PURIFICATION OF FERRICHROME SYNTHETASE FROM ASPERGILLUS-QUADRICINCTUS AND CHARACTERIZATION AS A PHOSPHOPANTETHIENE CONTAINING MULTIENZYME COMPLEX

Aspergillus quadricinctus was grown under iron limitation to induce the enzymes for ferrichrome biosynthesis. The mycelium was disintegrated by ultraturrax homogeneization, and ferrichrome synthetase was purified by column chromatography on DEAE cellulose, hydroxyapatite and Bio-Gel A-5m. The enzyme was almost homogeneous in single fractions as shown in gel electrophoresis under non-denaturating conditions. By fast-protein liquid chromatography on Superose 6, the purified ferrichrome synthetase (molecular weight 9.6.10(5)) dissociated partly into an enzyme complex with reduced ferrichrome synthetase activity of 8.10(5) Da, one acetylhydroxyornithine (AHO) activating protein of 5.5.10(5) Da and one glycine activating protein of 4.10(5) Da.

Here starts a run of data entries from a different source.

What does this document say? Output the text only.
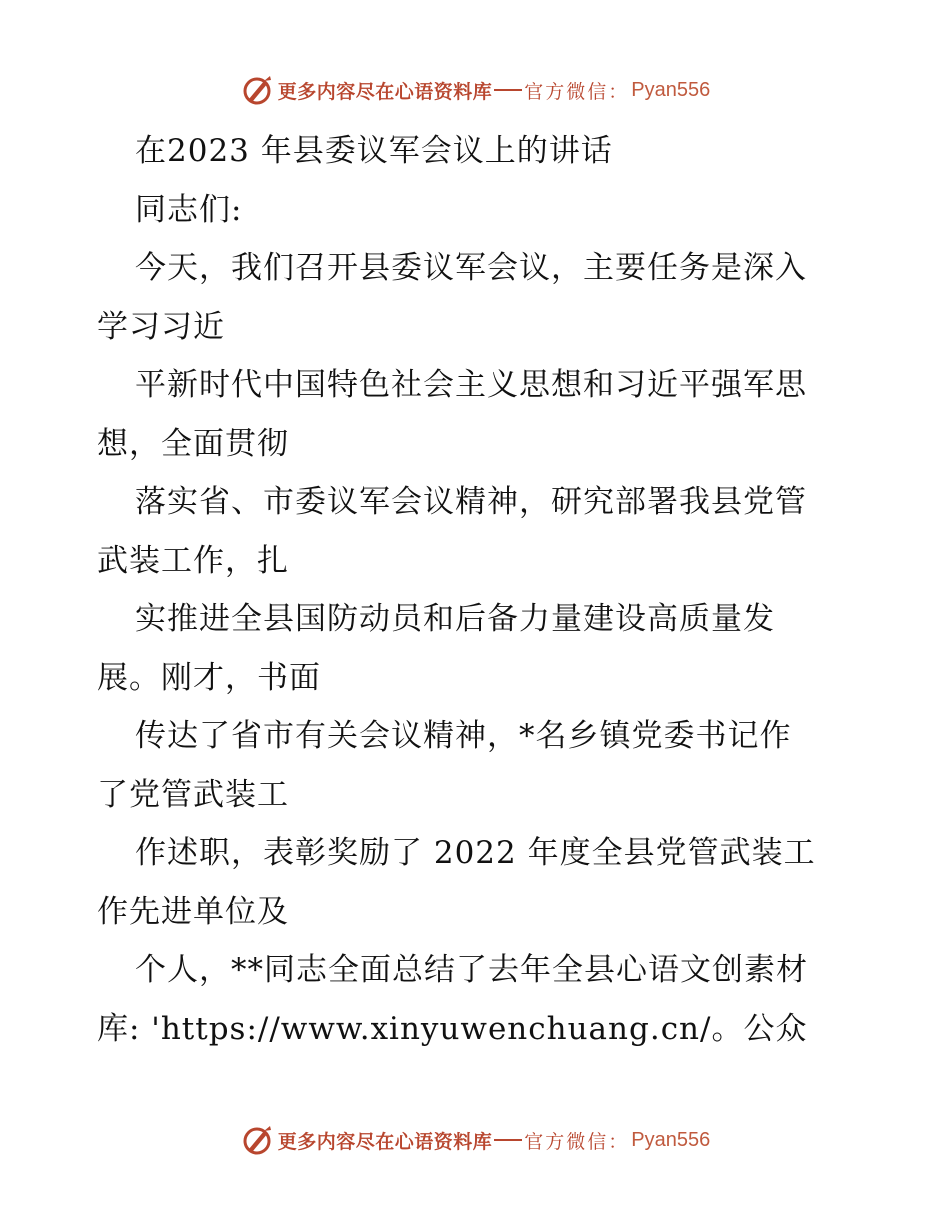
更多内容尽在心语资料库 官方微信： Pyan556
在2023 年县委议军会议上的讲话
同志们:
今天，我们召开县委议军会议，主要任务是深入
学习习近
平新时代中国特色社会主义思想和习近平强军思
想，全面贯彻
落实省、市委议军会议精神，研究部署我县党管
武装工作，扎
实推进全县国防动员和后备力量建设高质量发
展。刚才，书面
传达了省市有关会议精神，*名乡镇党委书记作
了党管武装工
作述职，表彰奖励了 2022 年度全县党管武装工
作先进单位及
个人，**同志全面总结了去年全县心语文创素材
库: 'https://www.xinyuwenchuang.cn/。公众
更多内容尽在心语资料库 官方微信： Pyan556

After SDS treatment the AHO activating protein dissociated into subunits of 9.10(4) Da, while the glycine activating protein dissociated into subunits of 5.10(4) Da and 4.10(4) Da in a molar ratio of 6:1. No subunits were found after SDS treatment of the larger of the two ferrichrome synthesizing enzyme complexes. Pantetheine was detected in protein bands of defined molecular weights (4.10(4), 9.10(4) and greater than 3.4.10(5)) after SDS polyacrylamide gel electrophoresis. Gel slices were cut out, and the growth factor activity for Lactobacillus plantarum ATCC 8014 was analyzed. The calculated content was 2 mol of pantetheine per mol of ferrichrome synthetase of 9.6.10(5) Da.